I’m from a small town called Ridgefield, Connecticut. I’ve been here for fourteen years with my family. I went to junior high, high school, and college here. Then I got a job in Ft. Collins. So, I never really left, I guess.
What did you study in College?
From biochemistry to beer making?
I think it was a very fortunate step. I’ve been here for just a little over five years now. I’m a huge lab rat. I love lab stuff, I love tinkering, I love being a microbial detective. Beer has a little bit of art to it, and it has a lot more science behind it than I think most people realize. It’s a blend of the two that keeps me motivated. In the end you get this great product, as a byproduct of all this hard work. You get this great beverage that people enjoy and that I firmly believe makes life better.
Can you expand on that?
When I went to college, I remember wanting to work here at Odell specifically because it’s where people went on their day off. I thought that was the coolest thing. There’s a nice family feel here. It’s very warm and comforting.
What goes into making an Odell beer exceptional?
We design our beers to be balanced. Even our double IPA, our Myrcenary. It’s a style that is aggressive and it still has a good balance to it. Our Friek, which is a sour beer, has quite a bit of acidic nature to it but It’s not a warhead. It’s still drinkable at the end of the day. I remember Doug saying that the true test of a beer is how many pints. Do you want another one? With a really good beer, you should want another one.

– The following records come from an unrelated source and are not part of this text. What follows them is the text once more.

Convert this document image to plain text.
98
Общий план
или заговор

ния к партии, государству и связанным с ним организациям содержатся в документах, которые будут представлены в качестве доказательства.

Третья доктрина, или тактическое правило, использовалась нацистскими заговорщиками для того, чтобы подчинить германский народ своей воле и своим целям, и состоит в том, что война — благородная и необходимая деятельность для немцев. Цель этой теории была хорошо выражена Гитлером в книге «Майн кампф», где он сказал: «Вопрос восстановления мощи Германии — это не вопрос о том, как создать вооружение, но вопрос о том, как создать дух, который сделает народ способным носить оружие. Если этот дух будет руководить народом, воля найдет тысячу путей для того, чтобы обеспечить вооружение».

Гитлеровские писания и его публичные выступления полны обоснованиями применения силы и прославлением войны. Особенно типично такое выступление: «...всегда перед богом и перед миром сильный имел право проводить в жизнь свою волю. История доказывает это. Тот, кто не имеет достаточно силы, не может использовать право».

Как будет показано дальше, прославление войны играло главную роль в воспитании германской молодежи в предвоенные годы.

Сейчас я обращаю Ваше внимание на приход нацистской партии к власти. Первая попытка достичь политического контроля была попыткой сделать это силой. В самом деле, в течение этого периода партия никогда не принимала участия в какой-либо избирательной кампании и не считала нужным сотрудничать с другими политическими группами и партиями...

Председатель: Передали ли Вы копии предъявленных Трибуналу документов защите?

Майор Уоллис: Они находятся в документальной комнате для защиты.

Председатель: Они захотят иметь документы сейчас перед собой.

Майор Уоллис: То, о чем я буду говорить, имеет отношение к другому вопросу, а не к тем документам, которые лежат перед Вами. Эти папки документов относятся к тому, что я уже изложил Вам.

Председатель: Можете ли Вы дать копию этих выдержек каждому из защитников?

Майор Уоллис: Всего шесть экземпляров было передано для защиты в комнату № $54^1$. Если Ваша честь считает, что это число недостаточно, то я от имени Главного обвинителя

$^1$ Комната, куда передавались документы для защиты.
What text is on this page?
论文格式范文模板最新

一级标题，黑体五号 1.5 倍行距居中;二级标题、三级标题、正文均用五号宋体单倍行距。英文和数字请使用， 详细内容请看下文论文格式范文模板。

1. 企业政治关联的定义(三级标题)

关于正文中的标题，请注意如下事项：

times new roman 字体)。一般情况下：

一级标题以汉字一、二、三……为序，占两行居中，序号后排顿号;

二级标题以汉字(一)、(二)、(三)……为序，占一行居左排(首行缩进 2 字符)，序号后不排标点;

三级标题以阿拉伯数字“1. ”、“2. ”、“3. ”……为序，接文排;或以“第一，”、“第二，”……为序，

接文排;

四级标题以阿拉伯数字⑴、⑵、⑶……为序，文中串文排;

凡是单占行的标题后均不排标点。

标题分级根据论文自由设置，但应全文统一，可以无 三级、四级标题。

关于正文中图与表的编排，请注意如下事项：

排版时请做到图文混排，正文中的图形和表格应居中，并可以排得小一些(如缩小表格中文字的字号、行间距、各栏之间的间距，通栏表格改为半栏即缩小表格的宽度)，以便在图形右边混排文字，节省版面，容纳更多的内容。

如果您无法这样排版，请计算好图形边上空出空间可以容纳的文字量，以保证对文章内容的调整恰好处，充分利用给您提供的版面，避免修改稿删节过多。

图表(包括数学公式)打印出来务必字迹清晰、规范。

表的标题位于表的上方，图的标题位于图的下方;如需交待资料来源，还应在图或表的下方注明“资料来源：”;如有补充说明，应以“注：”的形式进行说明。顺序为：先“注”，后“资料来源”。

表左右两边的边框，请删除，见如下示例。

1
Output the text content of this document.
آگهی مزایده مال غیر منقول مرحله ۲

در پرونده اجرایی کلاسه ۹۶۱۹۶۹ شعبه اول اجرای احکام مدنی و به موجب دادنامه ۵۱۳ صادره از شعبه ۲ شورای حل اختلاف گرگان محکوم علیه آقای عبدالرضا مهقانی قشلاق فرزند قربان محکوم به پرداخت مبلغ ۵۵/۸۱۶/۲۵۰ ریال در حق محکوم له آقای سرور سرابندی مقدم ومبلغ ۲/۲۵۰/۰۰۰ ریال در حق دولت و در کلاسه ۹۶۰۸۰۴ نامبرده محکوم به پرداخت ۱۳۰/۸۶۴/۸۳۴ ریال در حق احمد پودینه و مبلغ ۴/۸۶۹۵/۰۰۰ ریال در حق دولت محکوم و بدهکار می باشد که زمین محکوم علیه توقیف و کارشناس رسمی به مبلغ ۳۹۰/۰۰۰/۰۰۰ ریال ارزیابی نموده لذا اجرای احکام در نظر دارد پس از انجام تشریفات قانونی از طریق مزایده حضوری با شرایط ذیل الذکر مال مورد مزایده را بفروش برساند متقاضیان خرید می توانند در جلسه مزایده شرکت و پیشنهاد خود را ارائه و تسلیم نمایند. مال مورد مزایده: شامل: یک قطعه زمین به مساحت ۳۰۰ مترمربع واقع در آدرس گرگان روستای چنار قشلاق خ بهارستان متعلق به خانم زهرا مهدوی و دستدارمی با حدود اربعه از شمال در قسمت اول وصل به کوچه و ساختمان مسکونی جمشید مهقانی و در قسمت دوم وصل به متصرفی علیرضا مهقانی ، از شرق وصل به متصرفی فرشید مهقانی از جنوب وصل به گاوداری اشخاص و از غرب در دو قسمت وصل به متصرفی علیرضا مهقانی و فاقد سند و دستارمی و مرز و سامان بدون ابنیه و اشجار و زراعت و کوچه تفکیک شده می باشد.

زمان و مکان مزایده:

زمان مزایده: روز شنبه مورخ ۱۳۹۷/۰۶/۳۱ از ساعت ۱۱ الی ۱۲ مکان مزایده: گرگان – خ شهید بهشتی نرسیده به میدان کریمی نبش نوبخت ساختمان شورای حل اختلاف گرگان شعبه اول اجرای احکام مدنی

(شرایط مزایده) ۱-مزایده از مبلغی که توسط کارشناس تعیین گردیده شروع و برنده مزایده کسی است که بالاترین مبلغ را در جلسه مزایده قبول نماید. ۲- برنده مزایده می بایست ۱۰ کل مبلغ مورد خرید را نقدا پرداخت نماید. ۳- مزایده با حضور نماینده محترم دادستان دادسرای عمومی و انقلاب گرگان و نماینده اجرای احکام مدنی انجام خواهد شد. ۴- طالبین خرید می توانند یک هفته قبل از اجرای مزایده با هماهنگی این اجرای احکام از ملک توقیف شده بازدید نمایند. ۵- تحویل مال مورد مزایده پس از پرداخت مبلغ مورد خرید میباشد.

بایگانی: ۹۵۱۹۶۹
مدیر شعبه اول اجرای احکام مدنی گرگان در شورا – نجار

How large is Odell Brewing Company?
We’re very much a regional craft brewery. We’re in eleven states and we distribute to the UK. We’ll probably hit at, or just under, a hundred thousand barrels this year.
What does your title “QC/QA” mean?
Quality Control and Quality Assurance. I manage our lab team, and help oversee process improvements throughout the brewery. I’m not really doing too much day to day lab work, except for when I’m on shift coverage. We don’t wear them, but we have personalized lab coats, with our names on them.
How have you seen the city of Ft. Collins change over the past few years?
I think we’re definitely moving in the right direction. In this area we get so much sunshine, and we have so much access to outdoor activities. The level of education that we put into our schools is coming up, and the quality of life here is high. Ft. Collins is developing because of that. Beer is a big part of the industry here. It’s been humbling to see this brewery that I’ve become a part of grow as the city grows.
How is The Kitchen fitting into this growth?
I think we need young people to move into this town, who are into creating food or creating art. The Kitchen came in, and they were instantly one of the top five restaurants in town. We also do charitable work with The Kitchen Community. We’ve been really fortunate to go over there and show support for new business in town.
Is beer your favorite beverage?
Right after water, yeah.
What’s the third?
Probably whiskey or Spanish red wine. My girlfriend turned me on to it. I like some of the sweeter reds, nothing to dry or tannic.
I can see that. Beer is for the most part, is a ready to drink now kind of beverage?
There are very few beers that are earnestly intended for aging. Our beers are live products, and who knows what they’re going to taste like in five years. I always say drink it fresh, it’s made to be drunk.